Questa paralisi non riguarda solo l’architettura, ma riflette una crisi più profonda: l’incapacità delle élite politiche occidentali di gestire con responsabilità la finanza pubblica. Nel Regno Unito, il debito pubblico ha ormai raggiunto quasi il 100% del PIL, con un deficit superiore al 5%. Secondo l’Office for Budget Responsibility, senza interventi incisivi, il debito potrebbe salire al 270% del PIL nei prossimi 50 anni. Eppure, ogni tentativo di contenimento della spesa – come il taglio ai sussidi invernali per i pensionati più benestanti – viene immediatamente sabotato dalle pressioni interne ai partiti.

Il Regno Unito non è solo. In Francia il debito pubblico supera il 112% del PIL, mentre negli Stati Uniti ha toccato il 121%, con un deficit che oscilla intorno al 7%. L’FMI invita i governi a “rimettere ordine nei conti pubblici”, ma il richiamo resta spesso inascoltato. A dominare è un’inerzia generale, aggravata da una crescente aspettativa pubblica verso l’intervento statale in ogni crisi.

Secondo il demografo Neil Howe, questa stagnazione è il segno di un ciclo storico in fase avanzata. Nella sua teoria dei “quattro turni”, una società attraversa fasi generazionali che culminano in una crisi sistemica, da cui emerge un nuovo ordine. In questa fase finale – il “quarto turno” – le istituzioni si sgretolano, la fiducia pubblica svanisce e l’incapacità politica alimenta un circolo vizioso di inefficienza.

Il pensiero di Howe affonda le radici nel lavoro dello storico arabo Ibn Khaldun, secondo cui ogni dinastia attraversa quattro generazioni: dalla coesione iniziale alla decadenza morale e politica finale. Anche l’investitore Ray Dalio, nel suo libro How Countries Go Broke, offre una lettura simile. Per lui, ogni “grande ciclo del debito” dura circa 80 anni: si parte con una moneta solida, si passa alla dipendenza da debito pubblico e si arriva a una crisi in cui gli Stati stampano denaro per salvarsi.

Alla fine del ciclo, secondo Dalio, i governi diventano dipendenti dai creditori stranieri, il debito ha scadenze sempre più brevi, e le banche centrali non riescono più a bilanciare gli interessi di creditori e debitori. I tassi d’interesse salgono, il costo del debito esplode, e il sistema si trasforma in una catena di Sant’Antonio fiscale, dove il nuovo debito serve solo a pagare quello vecchio. Esattamente ciò che oggi osserviamo nel Regno Unito, in Francia e negli Stati Uniti.

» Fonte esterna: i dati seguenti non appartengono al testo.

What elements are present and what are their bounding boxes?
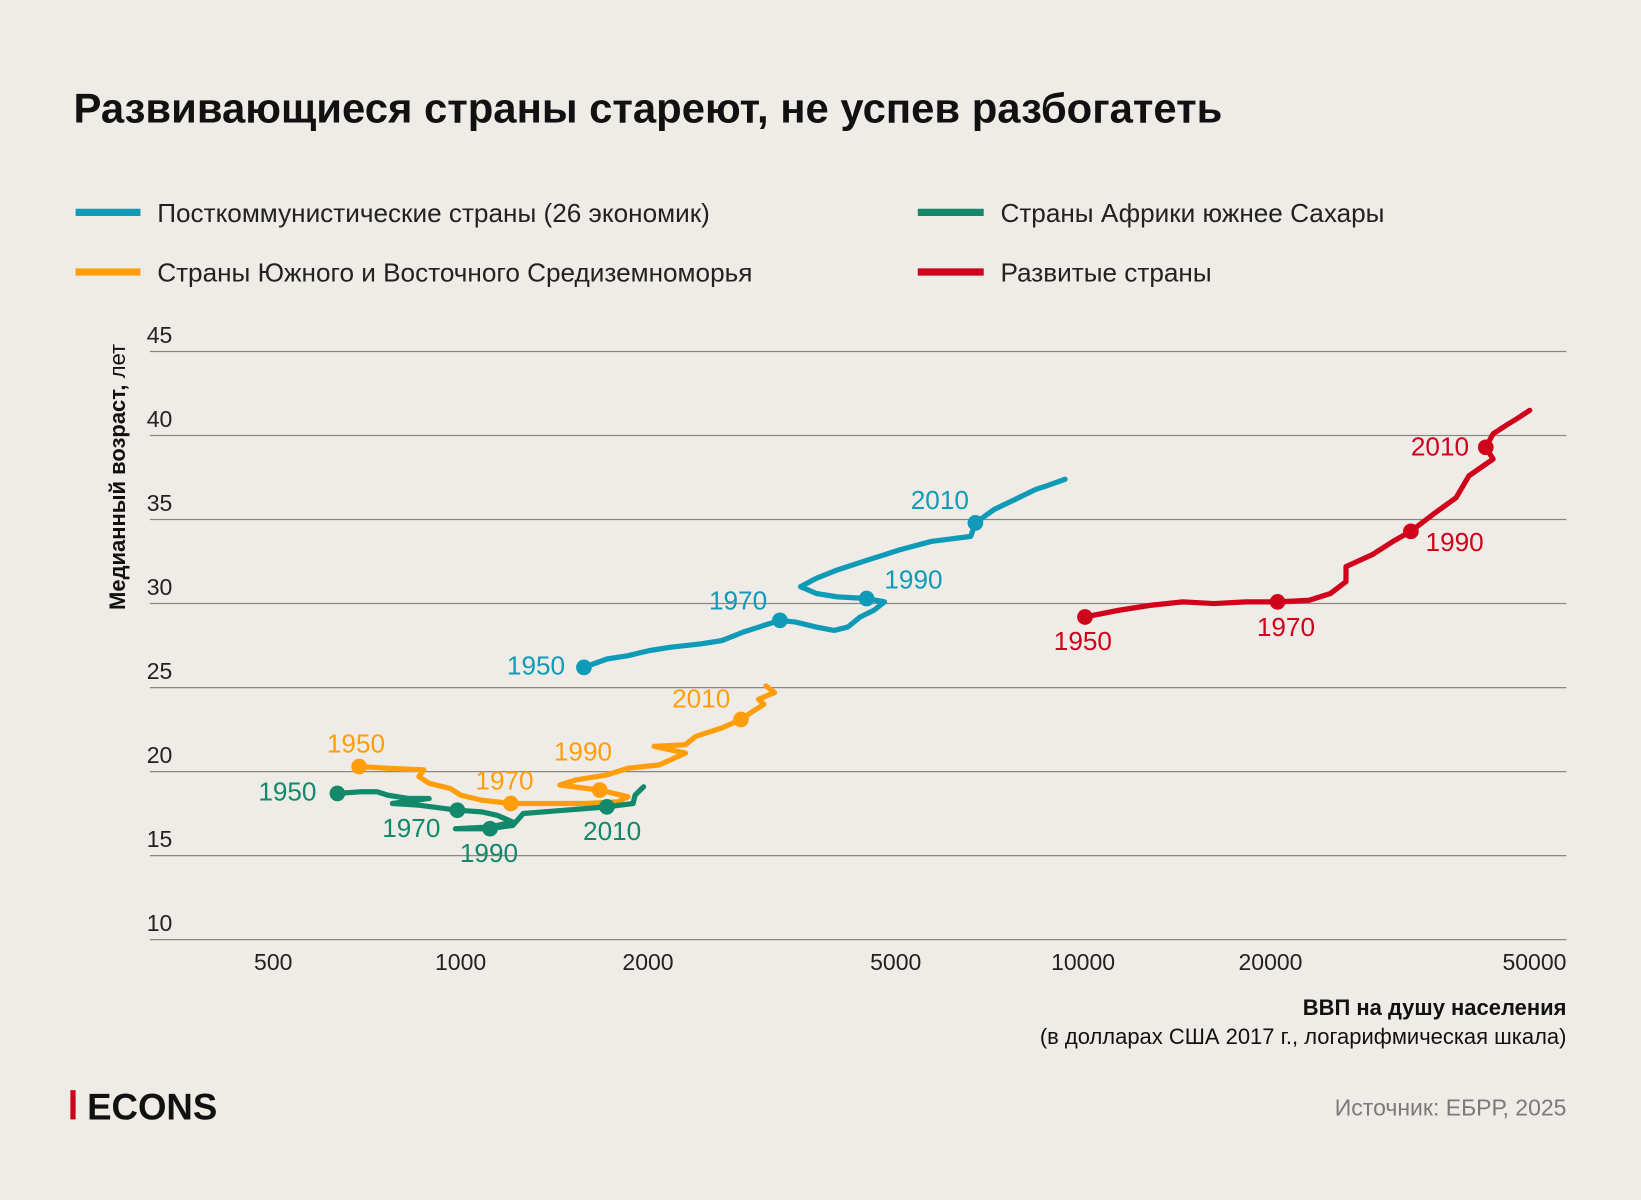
x-tick-label: 1000 (435, 949, 486, 975)
x-tick-label: 500 (254, 949, 292, 975)
marker-mediterranean-1970 (502, 795, 519, 812)
year-label-postcommunist-1990: 1990 (884, 565, 942, 595)
x-tick-label: 10000 (1051, 949, 1115, 975)
x-axis-subtitle: (в долларах США 2017 г., логарифмическая… (1040, 1024, 1567, 1049)
y-tick-label: 15 (147, 826, 173, 852)
marker-postcommunist-1950 (576, 659, 592, 676)
marker-postcommunist-1970 (772, 612, 788, 629)
marker-mediterranean-2010 (733, 711, 749, 728)
year-label-developed-1950: 1950 (1054, 626, 1112, 656)
marker-africa-2010 (599, 799, 615, 815)
legend-label-mediterranean: Страны Южного и Восточного Средиземномор… (157, 257, 752, 287)
year-label-africa-2010: 2010 (583, 816, 641, 846)
marker-developed-1970 (1269, 594, 1286, 610)
x-tick-label: 20000 (1239, 949, 1303, 975)
year-label-africa-1970: 1970 (382, 813, 440, 843)
gridlines: 45 40 35 30 25 20 15 10 (147, 322, 1567, 941)
marker-africa-1970 (449, 802, 466, 819)
marker-postcommunist-1990 (858, 590, 875, 607)
marker-developed-1990 (1403, 523, 1419, 540)
chart-title: Развивающиеся страны стареют, не успев р… (74, 84, 1223, 131)
logo-text: ECONS (87, 1086, 217, 1127)
series-line-postcommunist (581, 476, 1068, 670)
marker-developed-2010 (1477, 439, 1494, 456)
year-label-africa-1990: 1990 (460, 838, 518, 868)
legend-label-postcommunist: Посткоммунистические страны (26 экономик… (157, 198, 710, 228)
marker-developed-1950 (1077, 609, 1093, 625)
y-tick-label: 25 (147, 658, 173, 684)
year-label-mediterranean-1950: 1950 (327, 729, 385, 759)
year-label-developed-1990: 1990 (1426, 527, 1484, 557)
marker-postcommunist-2010 (967, 515, 984, 531)
x-tick-label: 50000 (1502, 949, 1566, 975)
y-axis-title: Медианный возраст, лет (105, 344, 130, 610)
year-label-postcommunist-2010: 2010 (911, 485, 969, 515)
econs-logo: ECONS (70, 1086, 217, 1127)
y-tick-label: 10 (147, 910, 173, 936)
legend-label-africa: Страны Африки южнее Сахары (1000, 198, 1384, 228)
year-label-mediterranean-1990: 1990 (554, 736, 612, 766)
year-label-mediterranean-1970: 1970 (475, 765, 533, 795)
y-tick-label: 20 (147, 742, 173, 768)
y-axis-title-bold: Медианный возраст, (105, 385, 130, 610)
x-axis-title: ВВП на душу населения (1303, 995, 1567, 1020)
year-label-africa-1950: 1950 (258, 776, 316, 806)
marker-mediterranean-1990 (591, 782, 608, 798)
x-tick-labels: 500 1000 2000 5000 10000 20000 50000 (254, 949, 1566, 975)
series-line-africa (334, 784, 647, 832)
y-tick-label: 40 (147, 406, 173, 432)
legend: Посткоммунистические страны (26 экономик… (75, 198, 1384, 287)
logo-bar (70, 1090, 76, 1120)
marker-africa-1990 (482, 820, 498, 837)
year-markers: 1950 1970 1990 2010 1950 1970 1990 2010 1950 1970… (258, 431, 1494, 868)
year-label-postcommunist-1970: 1970 (709, 585, 767, 615)
year-label-mediterranean-2010: 2010 (672, 684, 730, 714)
y-tick-label: 35 (147, 490, 173, 516)
year-label-postcommunist-1950: 1950 (507, 650, 565, 680)
x-tick-label: 5000 (870, 949, 921, 975)
x-tick-label: 2000 (622, 949, 673, 975)
year-label-developed-2010: 2010 (1411, 431, 1469, 461)
marker-africa-1950 (329, 785, 346, 802)
marker-mediterranean-1950 (351, 758, 367, 775)
legend-label-developed: Развитые страны (1000, 257, 1211, 287)
y-axis-title-unit: лет (105, 344, 130, 378)
y-tick-label: 30 (147, 574, 173, 600)
source-note: Источник: ЕБРР, 2025 (1335, 1094, 1567, 1120)
year-label-developed-1970: 1970 (1257, 612, 1315, 642)
y-tick-label: 45 (147, 322, 173, 348)
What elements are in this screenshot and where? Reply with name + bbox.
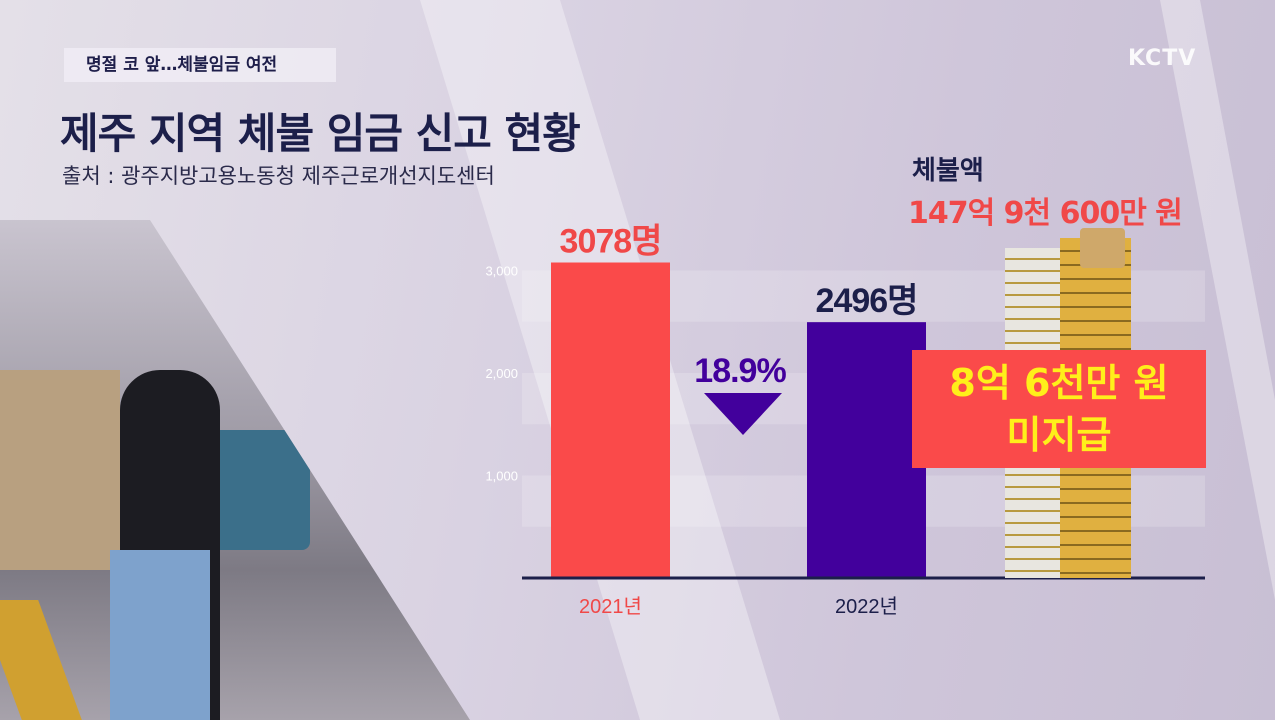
unpaid-label: 미지급 (1006, 413, 1112, 457)
y-tick-label: 3,000 (485, 264, 518, 279)
bar-2021년 (551, 262, 670, 578)
y-tick-label: 1,000 (485, 469, 518, 484)
unpaid-callout: 8억 6천만 원 미지급 (912, 350, 1206, 468)
change-percent: 18.9% (694, 352, 786, 390)
source-text: 출처 : 광주지방고용노동청 제주근로개선지도센터 (62, 164, 495, 188)
bar-2022년 (807, 322, 926, 578)
amount-label: 체불액 (912, 156, 984, 186)
down-arrow-icon (704, 393, 782, 435)
unpaid-amount: 8억 6천만 원 (949, 361, 1169, 405)
data-label: 2496명 (816, 282, 918, 320)
amount-value: 147억 9천 600만 원 (908, 196, 1183, 231)
x-tick-label: 2021년 (579, 595, 642, 618)
data-label: 3078명 (560, 223, 662, 261)
y-tick-label: 2,000 (485, 366, 518, 381)
kctv-logo: KCTV (1128, 46, 1197, 71)
page-title: 제주 지역 체불 임금 신고 현황 (60, 109, 581, 158)
subtitle-banner: 명절 코 앞…체불임금 여전 (64, 48, 336, 82)
x-tick-label: 2022년 (835, 595, 898, 618)
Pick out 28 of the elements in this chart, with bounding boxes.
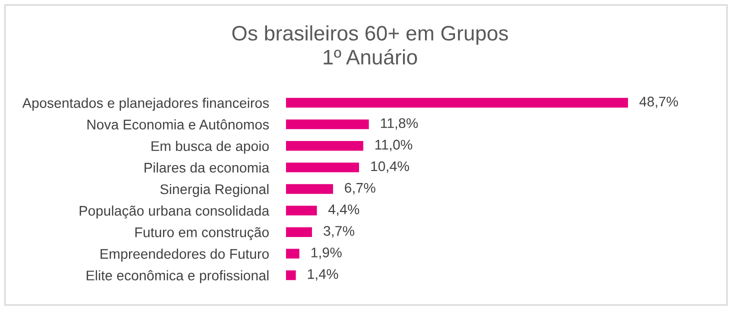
data-label: 4,4% bbox=[328, 204, 360, 216]
bar bbox=[286, 184, 334, 194]
data-label: 11,0% bbox=[375, 140, 412, 152]
bar bbox=[286, 227, 312, 237]
chart-title: Os brasileiros 60+ em Grupos 1º Anuário bbox=[232, 25, 508, 65]
bar bbox=[286, 119, 369, 130]
data-label: 3,7% bbox=[324, 226, 354, 238]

Gli insegnamenti storici sono chiari: detenere titoli di Stato in questa fase del ciclo non conviene. Durante le crisi, secondo Dalio, le banche centrali intervengono sempre, l’inflazione aumenta, le valute si svalutano e gli asset reali – come oro e immobili – offrono una maggiore protezione. Le azioni, dopo una fase di caduta, tendono a recuperare. L’oro, in media, supera le obbligazioni del 71% nei periodi di crisi.

“L’inverno è arrivato”, scrive Howe. Nonostante Dalio non preveda un’immediata crisi del debito, avverte che questa potrebbe esplodere entro il prossimo decennio. A meno che una nuova generazione di politici più risoluti non prenda in mano la situazione – magari iniziando proprio da una vera ristrutturazione del Palazzo di Westminster – il futuro delle grandi democrazie avanzate potrebbe riservare più rovine che riforme.